Torrential rain has been battering eastern Australia since Monday, with rainfall totals on the northeast coast reaching well over 100mm. In Yabulu, north of Townsville, there was significant flooding on Tuesday as 196mm of rain fell in 24 hours. It was not the highest total on record, however, with 244mm of rain falling on Tuesday at Mourilyan, near Innisfail on the Cassowary coast.
The threat of heavy rain flowed south across Queensland to the southeast, reaching Brisbane and the Sunshine Coast on Wednesday; southeast stations recorded up to 100 mm, with one station at Dayboro recording 161 mm. On Friday, an additional 100 to 150 mm of rain fell in the southeast.

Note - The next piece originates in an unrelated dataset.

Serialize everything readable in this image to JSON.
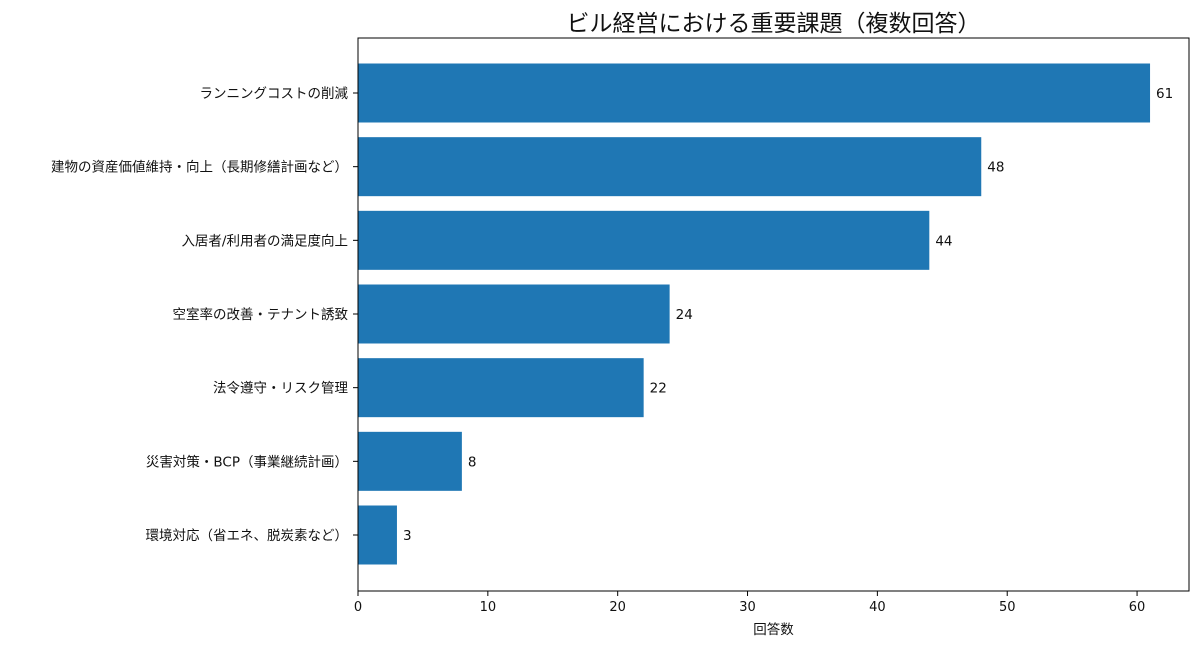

Communities in the Black Mountain area of Noosa in southeast Queensland have been cut off following flash floods blocking roads, with alternative routes destroyed by a landslide during late heavy rains february. Road and school closures have littered Queensland and a woman died on Wednesday after being swept away in a car during flash flooding north of Mackay. Watersheds have been inundated and soils saturated after multiple torrential rains in recent months, with rivers overflowing and dams bursting at the seams.
The monthly rainfall totals from all of this appear to be more than three times the monthly average across Queensland and northern New South Wales. The recent La Niña event reinforcing easterly winds across the equator brought about these torrential rains, as the increased humidity is fueled by the Pacific for these events.
Meanwhile, on Sunday, tropical cyclones Asani and Karim were seen reflecting across the equator in satellite images. The cyclones developed in the Indian Ocean, with Asani sitting north of the equator east of India spinning counter-clockwise, while Karim spinning clockwise. a watch to the south. These rotational differences are governed by the Coriolis force – this causes Northern Hemisphere winds to deflect to the right and Southern Hemisphere winds to deflect to the left due to the Earth’s rotation. Asani brought relief to eastern regions of India, which are battling a heat wave, as clouds and rain reached eastern coasts on Wednesday. However, temperatures still reached 46°C (114.8°F) in Gujarat, northwest India, on the same day.